There’s more that makes Maxine’s achievement still greater. This is as diverse a student and faculty community as one can imagine—international and multi everything. It is also a community that, unlike many seminaries associated with universities, has a large and still-growing role in the overall community. Maxine has embraced the notion of Drew as a uni-versity and encouraged her gang to open its doors to undergraduates and Caspersen students and to teach with faculty from the rest of Drew. On a material level, her tenure has been marked by her ability to raise funds and expand Seminary Hall. But for me, Maxine is the architect of something still more worthy—all that takes place inside that building.

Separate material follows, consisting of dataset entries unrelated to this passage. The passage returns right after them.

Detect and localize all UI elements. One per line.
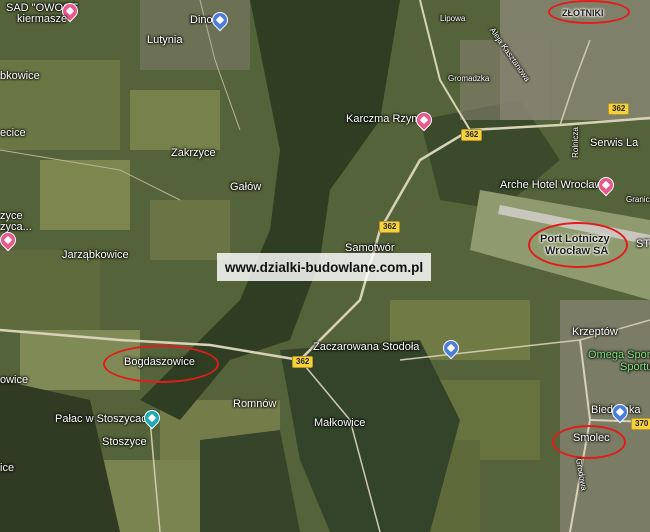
label-palac: Pałac w Stoszycach — [55, 413, 153, 425]
label-omega-sport-2: Sportu — [620, 361, 650, 373]
highlight-ellipse-zlotniki — [548, 0, 630, 24]
label-romnow: Romnów — [233, 398, 277, 410]
label-road-mostowa: Lipowa — [440, 14, 466, 23]
label-karczma-rzym: Karczma Rzym — [346, 113, 421, 125]
label-kiermasze: kiermasze — [17, 13, 68, 25]
road-shield-370: 370 — [631, 418, 650, 430]
highlight-ellipse-bogdaszowice — [103, 345, 219, 383]
label-omega-sport: Omega Sport C — [588, 349, 650, 361]
label-owice: owice — [0, 374, 29, 386]
label-zakrzyce: Zakrzyce — [171, 147, 216, 159]
label-zaczarowana-stodola: Zaczarowana Stodoła — [313, 341, 420, 353]
label-st: ST — [636, 238, 650, 250]
label-malkowice: Małkowice — [314, 417, 366, 429]
label-bkowice: bkowice — [0, 70, 40, 82]
label-granicz: Granicz — [626, 195, 650, 204]
road-shield-362: 362 — [292, 356, 314, 368]
road-shield-362: 362 — [461, 129, 483, 141]
label-rolnicza: Rolnicza — [570, 127, 580, 158]
label-dino: Dino — [190, 14, 213, 26]
label-ice: ice — [0, 462, 15, 474]
label-serwis: Serwis La — [590, 137, 639, 149]
label-galow: Gałów — [230, 181, 262, 193]
label-jarzabkowice: Jarząbkowice — [62, 249, 129, 261]
label-ecice: ecice — [0, 127, 26, 139]
highlight-ellipse-airport — [528, 222, 628, 268]
label-lutynia: Lutynia — [147, 34, 183, 46]
label-arche-hotel: Arche Hotel Wrocław — [500, 179, 603, 191]
label-stoszyce: Stoszyce — [102, 436, 147, 448]
road-shield-362: 362 — [379, 221, 401, 233]
highlight-ellipse-smolec — [552, 425, 626, 459]
label-gromadzka: Gromadzka — [448, 74, 490, 83]
label-krzeptow: Krzeptów — [572, 326, 618, 338]
satellite-map[interactable]: SAD "OWOCE kiermasze Dino Lutynia Lipowa… — [0, 0, 650, 532]
road-shield-362: 362 — [608, 103, 630, 115]
watermark-banner: www.dzialki-budowlane.com.pl — [217, 253, 431, 281]
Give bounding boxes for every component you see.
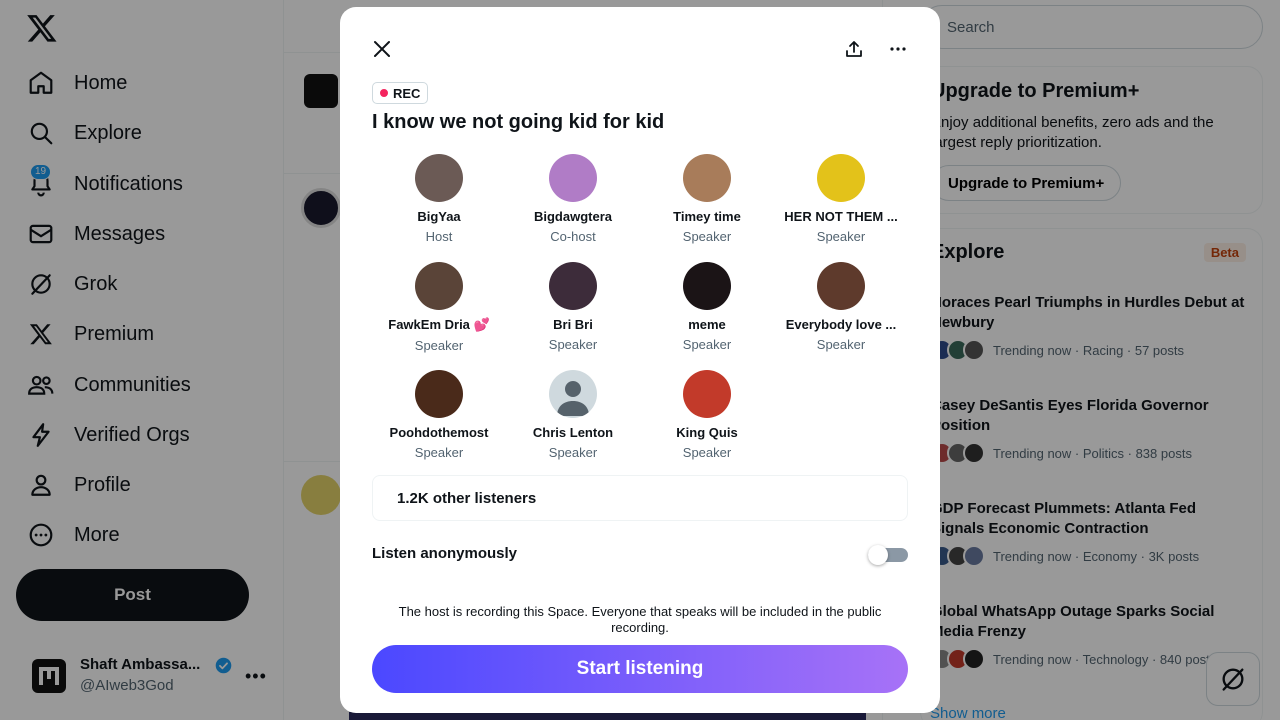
speaker-avatar [549, 154, 597, 202]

In fact, I urge Drewids to stop by Seminary Hall for a service. As you enter to the sounds of an African liberation hymn and live through an hour of meditation, personal speech and joyous music, your sense of the human potential for good will revive. Maxine is in all of this, as she is in the bookshelves that hold the prodigious publications of the professors, as she is in the continuing improvements of the academic programs and, most, as she is in the hearts of the students.
We are all a little fearful about what Drew will be without Maxine. But it is overpowered by something still greater: the legacy of human and divine love, a continuing breeze of energy and achievement and goodwill by which Dean Beach will remain vibrantly at Drew wherever she may be.